Now, Ablynx has announced results for the vobarilizumab’s last Phase IIb trial, which tested the candidate’s efficacy when taken in combination with methotrexate (a generic drug for psoriasis and rheumatoid arthritis).
In this study of the study, 49% patients taking the highest dose of vobarilizumab went into clinical remission after 24 weeks (vs. 17% in methotrexate treatment alone).
Regarding the study’s primary endpoint, the rate of those that experienced a 20% improvement in their symptoms (ACR20) after 12 weeks was between 72% and 81%. However, in the part of the study where patients took a placebo and methotrexate, 62% of the patients also hit this parameter – making the difference not so impressive after all. Actually, it’s not clear if they met their primary endpoint or not.
These results still give vobarilizumab a chance at being best-in-class, potentially beating other therapies targeting the role of interleukin-6 in inflammation – which include Roche’s Actemra (tocilizumab), Janssen’s sirukumab and Sanofi’s sarilumab.

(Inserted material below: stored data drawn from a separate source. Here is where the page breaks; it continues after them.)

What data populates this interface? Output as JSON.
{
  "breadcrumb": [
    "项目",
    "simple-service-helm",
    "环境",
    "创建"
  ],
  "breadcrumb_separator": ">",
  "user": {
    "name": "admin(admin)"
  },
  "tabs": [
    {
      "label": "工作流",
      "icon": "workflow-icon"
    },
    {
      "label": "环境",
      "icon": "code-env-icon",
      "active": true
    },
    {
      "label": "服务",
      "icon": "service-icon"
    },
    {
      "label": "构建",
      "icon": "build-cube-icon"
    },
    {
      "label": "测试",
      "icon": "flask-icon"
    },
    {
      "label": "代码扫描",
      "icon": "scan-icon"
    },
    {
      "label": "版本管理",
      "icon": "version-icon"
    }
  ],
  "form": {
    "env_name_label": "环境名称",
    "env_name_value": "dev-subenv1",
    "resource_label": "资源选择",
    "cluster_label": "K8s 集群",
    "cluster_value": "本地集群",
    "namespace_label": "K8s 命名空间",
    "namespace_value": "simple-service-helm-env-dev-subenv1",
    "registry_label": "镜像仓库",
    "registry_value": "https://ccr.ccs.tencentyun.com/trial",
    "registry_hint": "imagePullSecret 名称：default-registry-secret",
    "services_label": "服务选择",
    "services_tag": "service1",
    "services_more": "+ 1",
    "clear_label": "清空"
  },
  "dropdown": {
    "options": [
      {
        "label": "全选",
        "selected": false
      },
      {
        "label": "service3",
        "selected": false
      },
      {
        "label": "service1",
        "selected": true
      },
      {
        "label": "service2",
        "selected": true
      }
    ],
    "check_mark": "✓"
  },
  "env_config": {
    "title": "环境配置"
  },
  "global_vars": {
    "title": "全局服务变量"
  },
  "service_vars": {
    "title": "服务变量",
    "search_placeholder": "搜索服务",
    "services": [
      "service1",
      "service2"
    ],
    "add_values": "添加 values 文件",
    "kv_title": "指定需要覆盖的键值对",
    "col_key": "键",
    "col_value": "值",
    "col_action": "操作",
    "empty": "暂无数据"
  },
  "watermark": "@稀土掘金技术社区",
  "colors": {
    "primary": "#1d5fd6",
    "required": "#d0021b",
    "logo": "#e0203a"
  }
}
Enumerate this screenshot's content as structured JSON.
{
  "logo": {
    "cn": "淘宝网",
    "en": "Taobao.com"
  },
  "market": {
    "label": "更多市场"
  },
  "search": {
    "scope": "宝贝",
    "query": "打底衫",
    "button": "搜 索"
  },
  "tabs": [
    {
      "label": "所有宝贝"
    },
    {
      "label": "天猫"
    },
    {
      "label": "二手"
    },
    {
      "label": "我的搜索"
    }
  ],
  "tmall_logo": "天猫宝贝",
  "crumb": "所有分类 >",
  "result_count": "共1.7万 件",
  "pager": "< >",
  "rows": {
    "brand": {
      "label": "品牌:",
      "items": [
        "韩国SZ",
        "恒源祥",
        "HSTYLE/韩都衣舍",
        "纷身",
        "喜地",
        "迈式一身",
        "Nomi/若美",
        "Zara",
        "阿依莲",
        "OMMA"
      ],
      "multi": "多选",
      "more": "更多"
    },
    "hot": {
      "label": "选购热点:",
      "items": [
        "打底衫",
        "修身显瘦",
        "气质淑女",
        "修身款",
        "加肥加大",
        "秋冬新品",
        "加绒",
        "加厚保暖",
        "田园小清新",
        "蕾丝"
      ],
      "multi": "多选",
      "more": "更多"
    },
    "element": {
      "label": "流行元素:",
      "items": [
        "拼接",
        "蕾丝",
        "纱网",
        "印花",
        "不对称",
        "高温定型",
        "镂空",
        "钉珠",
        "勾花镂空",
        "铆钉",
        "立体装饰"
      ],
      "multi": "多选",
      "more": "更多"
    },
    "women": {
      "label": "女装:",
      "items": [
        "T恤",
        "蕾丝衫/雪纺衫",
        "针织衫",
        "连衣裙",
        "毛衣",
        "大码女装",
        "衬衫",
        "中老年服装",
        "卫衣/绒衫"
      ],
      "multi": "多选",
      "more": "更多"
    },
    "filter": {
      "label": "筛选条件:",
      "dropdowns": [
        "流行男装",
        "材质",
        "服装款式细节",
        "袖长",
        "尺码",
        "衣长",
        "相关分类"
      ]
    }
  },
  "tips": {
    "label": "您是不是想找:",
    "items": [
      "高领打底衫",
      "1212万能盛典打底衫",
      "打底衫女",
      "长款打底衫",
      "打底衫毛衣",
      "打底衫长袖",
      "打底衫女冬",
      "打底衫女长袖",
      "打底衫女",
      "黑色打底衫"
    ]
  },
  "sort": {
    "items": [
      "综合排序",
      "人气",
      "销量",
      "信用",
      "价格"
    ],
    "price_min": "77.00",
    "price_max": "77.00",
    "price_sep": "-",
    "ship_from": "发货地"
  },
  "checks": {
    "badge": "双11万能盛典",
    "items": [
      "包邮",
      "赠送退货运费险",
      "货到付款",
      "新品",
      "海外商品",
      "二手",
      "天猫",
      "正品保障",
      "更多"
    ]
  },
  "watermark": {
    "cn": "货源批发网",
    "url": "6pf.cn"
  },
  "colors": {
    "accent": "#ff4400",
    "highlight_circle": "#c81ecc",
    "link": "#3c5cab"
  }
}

However, this conclusion stems from comparisons between trials – not the most reliable indicator. To confirm the potential, the companies would need to test vobarilizumab and other drugs in one trial.
So whether vobarilizumab will be picked up for further development by AbbVie is unclear. The company would have to pay €68M ($75M) for the opt-in, as well as financing the ensuing Phase III trial and committing to further milestones and royalties – which could go up to €385M ($425M).
As it was discussed last month for the results of the vobarilizumab as a monotherapy, its increased efficacy may not be enough to displace its more advanced counterparts in the market. Or, at least, enough to convince AbbVie that it can.